Developer experience is also significantly improved through the standardisation of key elements such as semantics, metrics, ontology, and taxonomy through consistent template prompts. The system auto-logs all operations and meta details to reduce process and pipeline overheads. Moreover, DDP comes with standardised templates for specifications and config files, drastically reducing the number of files that needs to be written and managed.

CLI-First

DDP enables a seamless experience for data developers by abstracting away repetitive and complex maintenance and integration overheads while allowing familiar CLI interfaces to run experiments, programmatically speak to data and resources, and build applications that directly impact business decisions and ROI. DDP becomes a complete self-service interface for developers where they can declaratively manage resources through APIs and the CLI.

Self-Service

DDP enables self-service for a broad band of data personas, including data engineers, business users, and domain teams. It allows a direct and asynchronous interface between data developers and data, eliminating complex layers of the infrastructure. Data developers can quickly spawn new applications and rapidly deploy them to multiple target environments or namespaces with configuration templates, abstracted credential management, and declarative workload specifications- all readily available for self-service. Containerised applications are consistently monitored and continuously tested for high uptime. In short, DDP brings together a curated set of self-service layers that eliminate redundant tools and processes to enable a reusable, modular, and composable operating platform, elevating user productivity.

Fail-Safe

DDP is highly fault-tolerant with no central point of failure and flexibility to spin up hotfix environments, allowing for maximum uptime and high availability. Data Developers can create and modify namespaces in isolated clusters, create and execute manifest files, and independently provision storage, compute, and other DDP resources for self-service development environments. Data developers can rest easy with real-time insights into the health and status of data pipelines, workflows, and services, allowing for proactive monitoring, issue detection, and troubleshooting. Built-in monitoring and health management capabilities track data product performance, reliability, and availability.

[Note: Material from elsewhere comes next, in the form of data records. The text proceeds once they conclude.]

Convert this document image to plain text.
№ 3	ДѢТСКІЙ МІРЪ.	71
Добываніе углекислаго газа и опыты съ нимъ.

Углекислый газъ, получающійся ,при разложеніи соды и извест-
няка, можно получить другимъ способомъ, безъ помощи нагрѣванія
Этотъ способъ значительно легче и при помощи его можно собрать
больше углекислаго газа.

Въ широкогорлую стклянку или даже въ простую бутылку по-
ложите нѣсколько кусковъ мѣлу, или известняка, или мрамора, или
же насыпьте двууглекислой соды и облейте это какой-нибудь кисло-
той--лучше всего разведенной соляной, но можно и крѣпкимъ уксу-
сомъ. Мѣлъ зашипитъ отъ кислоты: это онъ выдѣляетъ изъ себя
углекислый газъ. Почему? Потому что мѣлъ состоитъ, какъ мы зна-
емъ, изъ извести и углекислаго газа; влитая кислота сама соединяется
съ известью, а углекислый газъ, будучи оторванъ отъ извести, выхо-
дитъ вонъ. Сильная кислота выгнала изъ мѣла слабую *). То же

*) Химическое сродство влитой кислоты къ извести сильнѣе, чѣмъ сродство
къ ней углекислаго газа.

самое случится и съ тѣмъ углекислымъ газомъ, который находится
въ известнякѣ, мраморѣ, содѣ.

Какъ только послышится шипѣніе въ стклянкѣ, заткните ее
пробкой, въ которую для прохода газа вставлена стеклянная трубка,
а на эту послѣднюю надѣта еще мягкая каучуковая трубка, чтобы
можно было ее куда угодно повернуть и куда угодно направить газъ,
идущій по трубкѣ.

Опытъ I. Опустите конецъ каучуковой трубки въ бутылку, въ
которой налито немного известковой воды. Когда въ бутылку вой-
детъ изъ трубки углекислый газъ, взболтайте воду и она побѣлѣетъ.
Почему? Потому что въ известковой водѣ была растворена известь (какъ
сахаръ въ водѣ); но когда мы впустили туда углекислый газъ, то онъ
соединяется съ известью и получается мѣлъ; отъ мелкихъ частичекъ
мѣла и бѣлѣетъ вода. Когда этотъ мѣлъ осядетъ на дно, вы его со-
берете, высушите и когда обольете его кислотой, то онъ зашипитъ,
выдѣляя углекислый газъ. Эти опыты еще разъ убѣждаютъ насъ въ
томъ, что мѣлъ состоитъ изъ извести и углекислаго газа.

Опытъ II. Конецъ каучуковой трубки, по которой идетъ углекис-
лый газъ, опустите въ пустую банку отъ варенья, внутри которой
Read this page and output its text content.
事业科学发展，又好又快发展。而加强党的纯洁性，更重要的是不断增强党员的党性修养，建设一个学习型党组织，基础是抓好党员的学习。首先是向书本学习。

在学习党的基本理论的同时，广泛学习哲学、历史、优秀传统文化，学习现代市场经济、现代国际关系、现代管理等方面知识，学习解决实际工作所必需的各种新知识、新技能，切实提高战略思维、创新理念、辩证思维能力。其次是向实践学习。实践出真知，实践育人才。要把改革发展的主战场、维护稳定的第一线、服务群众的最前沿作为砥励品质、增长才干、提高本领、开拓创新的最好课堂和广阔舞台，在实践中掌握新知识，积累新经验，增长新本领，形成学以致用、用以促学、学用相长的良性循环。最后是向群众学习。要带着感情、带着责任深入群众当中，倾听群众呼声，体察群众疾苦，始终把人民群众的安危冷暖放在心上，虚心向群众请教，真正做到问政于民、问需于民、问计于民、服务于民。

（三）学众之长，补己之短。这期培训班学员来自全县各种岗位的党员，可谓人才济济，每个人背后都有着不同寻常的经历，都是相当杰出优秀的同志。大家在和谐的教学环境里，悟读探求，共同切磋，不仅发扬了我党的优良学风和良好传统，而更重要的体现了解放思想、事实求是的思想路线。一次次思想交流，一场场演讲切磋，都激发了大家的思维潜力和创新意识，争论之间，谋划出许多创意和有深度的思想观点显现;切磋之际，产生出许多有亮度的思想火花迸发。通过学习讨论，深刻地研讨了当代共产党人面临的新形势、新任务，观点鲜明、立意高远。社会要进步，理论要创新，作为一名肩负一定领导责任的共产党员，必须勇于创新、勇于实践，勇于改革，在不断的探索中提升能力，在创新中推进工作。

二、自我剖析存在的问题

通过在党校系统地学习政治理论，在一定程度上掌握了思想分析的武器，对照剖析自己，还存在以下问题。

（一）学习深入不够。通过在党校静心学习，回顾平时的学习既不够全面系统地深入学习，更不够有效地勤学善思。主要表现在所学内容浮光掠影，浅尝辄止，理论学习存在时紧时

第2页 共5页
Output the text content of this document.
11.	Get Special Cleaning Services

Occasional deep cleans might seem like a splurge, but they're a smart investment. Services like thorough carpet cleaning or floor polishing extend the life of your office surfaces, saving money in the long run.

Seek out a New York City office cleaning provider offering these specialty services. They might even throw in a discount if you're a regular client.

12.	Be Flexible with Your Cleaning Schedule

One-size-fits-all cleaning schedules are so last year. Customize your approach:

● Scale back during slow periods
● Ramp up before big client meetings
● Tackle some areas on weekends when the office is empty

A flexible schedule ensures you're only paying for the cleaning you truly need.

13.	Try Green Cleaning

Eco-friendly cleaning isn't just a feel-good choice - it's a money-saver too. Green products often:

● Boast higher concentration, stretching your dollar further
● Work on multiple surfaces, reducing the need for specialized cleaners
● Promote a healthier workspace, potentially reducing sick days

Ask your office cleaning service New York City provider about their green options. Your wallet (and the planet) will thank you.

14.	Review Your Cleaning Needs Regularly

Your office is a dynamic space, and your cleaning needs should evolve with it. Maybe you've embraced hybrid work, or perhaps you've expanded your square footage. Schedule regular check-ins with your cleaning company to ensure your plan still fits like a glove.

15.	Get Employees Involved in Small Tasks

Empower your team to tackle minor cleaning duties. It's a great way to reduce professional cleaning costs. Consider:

Real-time debugging in both dev and prod implementations enables rapid identification and resolution of issues before they become problems. Multi-hop rollbacks also provide an added layer of protection against unexpected issues, allowing for rapid restoration of previous configurations in the event of a problem. Finally, declarative governance and quality, in tandem with pre-defined SLAs, make DataOps a seamless and integrated part of the larger data management workflow and ensure that dataOps is no longer an afterthought but a core component of the data management approach.

Untitled

Lower Cost of Data Product Ownership

The total cost of data product ownership is narrowed down enough to enable the development of multiple data products within the same band of available resources. Metrics specifically used in high-innovation and, consequently, high-performance environments, such as hours saved per data developer, cost of failed experiments and time to recovery, are all brought down to show visible business impact.

Quantitatively, as we saw above, DDP significantly cuts down time and resources spent on infrastructure management, enabling teams to redirect their newfound excess to directly profitable verticals such as application development and innovative experiments. Resource optimisation is also one of the key USPs of DDP, given it optimises design on the level of resources to cut down duplication of pipelines for new or complex solutions.

DDP provides mechanisms for the efficient scaling of data products. It allows for the seamless provisioning of resources, autoscaling of computing and storage, and load balancing to handle increasing data volumes and processing demands. This ensures optimised performance and scalability of data products, enabling them to handle large-scale data processing and analytics tasks.